Her voice was light and teasing, her smile bright, but it vanished when he pulled a small box out of his jacket pocket. It was shaped like a square, covered in black velvet, and a box like that could carry only one thing. Even as her mind was trying to tell her this, she was still surprised when he whispered, "This," and opened the box.

It was a simple ring, three small, square, diamonds on a golden band. Even in the pale moonlight, the stones sparkled, very nearly matching the sparkle in Sam's eyes when she looked into them. One hand went to her lips in shock, and tears came into her eyes as she looked at him, knowing what this meant, not daring to believe it.

"I picked it out this summer," he admitted. "I was just walking around, looking for your birthday present actually, and I wasn't really looking at anything specific, and then I saw this out of the corner of my eye…and I knew. I knew that this was your ring. I thought that I might ask you after the Election, if we won, but then we won, and things happened…and when we found out we were coming here, I brought it with me…I was looking for the right time, but when can we ever plan the right time, and then, now, it just seemed…"

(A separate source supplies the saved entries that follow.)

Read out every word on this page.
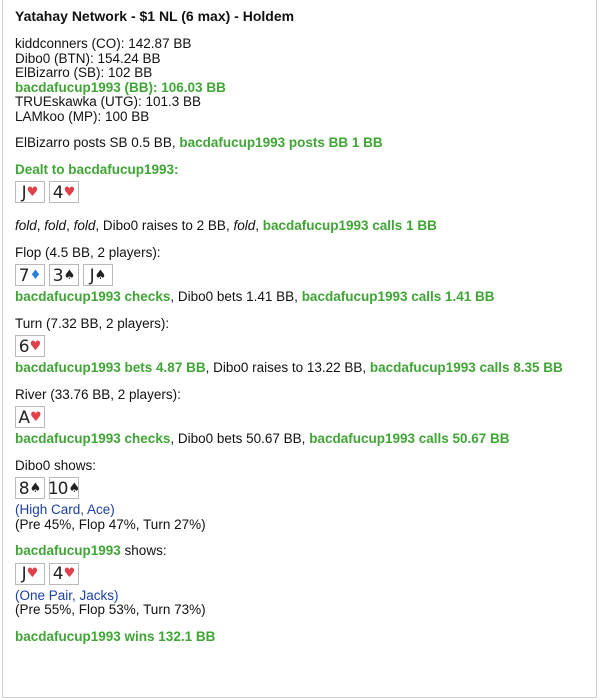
Yatahay Network - $1 NL (6 max) - Holdem
kiddconners (CO): 142.87 BB
Dibo0 (BTN): 154.24 BB
ElBizarro (SB): 102 BB
bacdafucup1993 (BB): 106.03 BB
TRUEskawka (UTG): 101.3 BB
LAMkoo (MP): 100 BB
ElBizarro posts SB 0.5 BB, bacdafucup1993 posts BB 1 BB
Dealt to bacdafucup1993:
J ♥ 4 ♥
fold, fold, fold, Dibo0 raises to 2 BB, fold, bacdafucup1993 calls 1 BB
Flop (4.5 BB, 2 players):
7 ♦ 3 ♠ J ♠
bacdafucup1993 checks, Dibo0 bets 1.41 BB, bacdafucup1993 calls 1.41 BB
Turn (7.32 BB, 2 players):
6 ♥
bacdafucup1993 bets 4.87 BB, Dibo0 raises to 13.22 BB, bacdafucup1993 calls 8.35 BB
River (33.76 BB, 2 players):
A ♥
bacdafucup1993 checks, Dibo0 bets 50.67 BB, bacdafucup1993 calls 50.67 BB
Dibo0 shows:
8 ♠ 10 ♠
(High Card, Ace)
(Pre 45%, Flop 47%, Turn 27%)
bacdafucup1993 shows:
J ♥ 4 ♥
(One Pair, Jacks)
(Pre 55%, Flop 53%, Turn 73%)
bacdafucup1993 wins 132.1 BB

He stopped talking when she laid her finger on his lips. "Sam." He nodded. "Is there a question in there?" When he nodded again, she took her hand away.

"OK. A question. Right." He took a deep breath, then another. "Carol, I love you. I can't imagine my life without you in it. And I would be honoured if you'd become my wife."

Her smile was bright when she nodded, and one word was all she needed for her answer. "Yes."

Sam's face broke into a smile that was the match of hers, and he leaned forward and kissed her briefly, before taking the ring from the box and slipping it on her finger. It slid on easily and he frowned, turning it left and right, studying it. "Is it a little loose?"

She shook her head. "It's fine…my hands are just cold, that's all…"

He took her hands in both of his, rubbing them. "You want to go in?"

She took her hands away from him, slipping her arms around his waist, inside his jacket. "I want to stay here a while," she told him. "Look at the stars…maybe see how many there are…"

He chuckled lightly. "I think I like the sound of that." Her head rested on his shoulder and he put both his arms around her, and they stayed like that for a long time, just the two of them, counting the stars.